En 2025, les relations commerciales entre l’Algérie et la Chine ont atteint un sommet sans précédent, enregistrant une progression notable de 20 % par rapport à l’année précédente. Ceci découle également d’un accroissement des investissements chinois en terre algérienne. Selon Xin Jin, vice-ministre chinois dédié aux Relations extérieures au Parti communiste chinois, ces échanges ont totalisé 15 milliards de dollars en 2025.
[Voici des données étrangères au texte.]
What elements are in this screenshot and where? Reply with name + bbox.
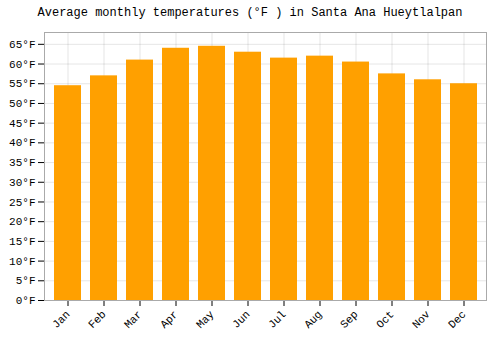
svg-text:Sep: Sep [338, 308, 360, 330]
svg-text:65°F: 65°F [9, 39, 35, 51]
html-text:Average monthly temperatures (: Average monthly temperatures (°F ) in Sa… [37, 6, 463, 20]
svg-text:40°F: 40°F [9, 137, 35, 149]
svg-text:30°F: 30°F [9, 177, 35, 189]
svg-text:Mar: Mar [122, 308, 144, 330]
svg-text:50°F: 50°F [9, 98, 35, 110]
svg-text:20°F: 20°F [9, 216, 35, 228]
svg-text:45°F: 45°F [9, 118, 35, 130]
svg-text:May: May [194, 308, 217, 331]
svg-text:0°F: 0°F [16, 295, 36, 307]
svg-text:10°F: 10°F [9, 256, 35, 268]
svg-text:Aug: Aug [302, 308, 324, 330]
svg-text:Feb: Feb [86, 308, 108, 330]
svg-text:Nov: Nov [410, 308, 433, 331]
svg-text:5°F: 5°F [16, 275, 36, 287]
svg-text:35°F: 35°F [9, 157, 35, 169]
svg-text:55°F: 55°F [9, 78, 35, 90]
svg-text:Jan: Jan [50, 308, 72, 330]
svg-text:Apr: Apr [158, 308, 180, 330]
svg-text:60°F: 60°F [9, 59, 35, 71]
svg-text:25°F: 25°F [9, 196, 35, 208]
svg-text:15°F: 15°F [9, 236, 35, 248]
svg-text:Jun: Jun [230, 308, 252, 330]
svg-text:Dec: Dec [446, 308, 468, 330]
svg-text:Jul: Jul [266, 308, 288, 330]
svg-text:Oct: Oct [374, 308, 396, 330]
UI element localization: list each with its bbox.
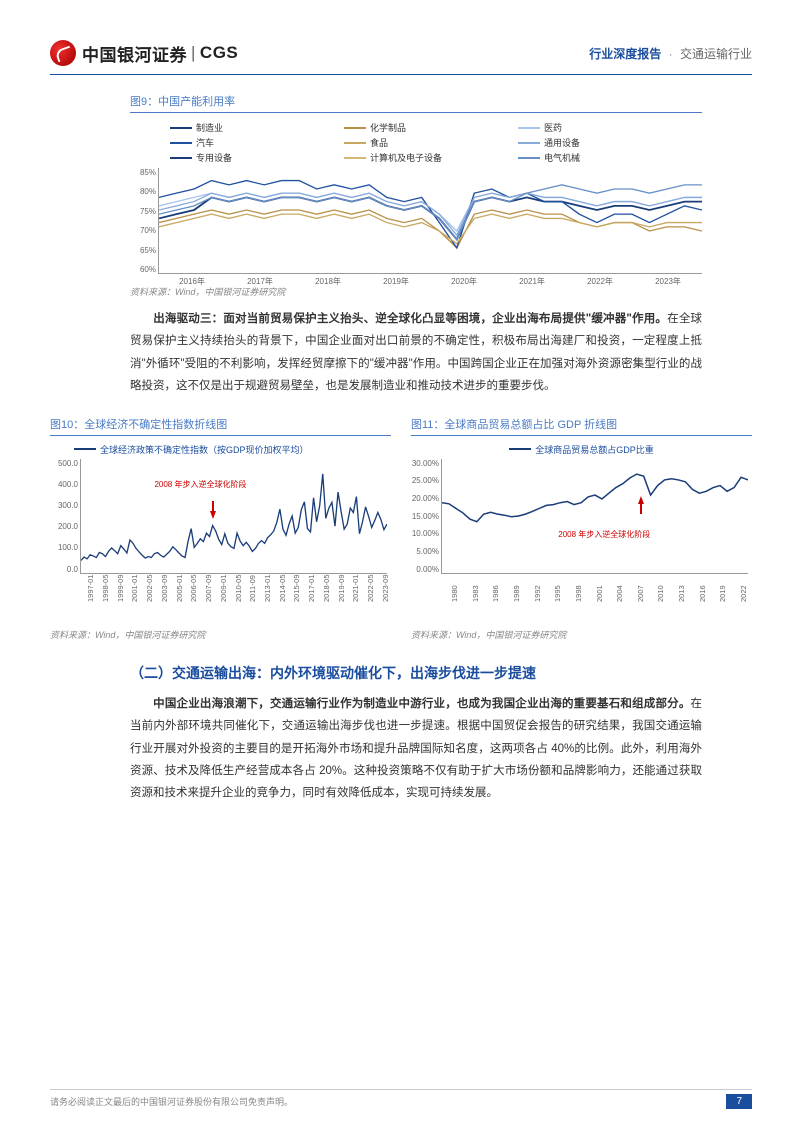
header-labels: 行业深度报告 · 交通运输行业 xyxy=(589,45,752,62)
fig9-xaxis: 2016年2017年2018年2019年2020年2021年2022年2023年 xyxy=(158,276,702,288)
fig9-yaxis: 85%80%75%70%65%60% xyxy=(130,168,156,274)
fig11-yaxis: 30.00%25.00%20.00%15.00%10.00%5.00%0.00% xyxy=(411,459,439,574)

Les relations commerciales Algéro-Chinoises atteignent des sommets
Le discours de Xin Jin s’est déroulé à l’ambassade de Chine à Alger, dans le cadre d’une conférence consacrée à l’évolution des échanges culturels entre les deux nations. Il a souligné que cette avancée est le fruit de la volonté des leaders Xi Jinping et Abdelmadjid Tebboune exprimée en 2022, comme rapporté par le journal El Watan.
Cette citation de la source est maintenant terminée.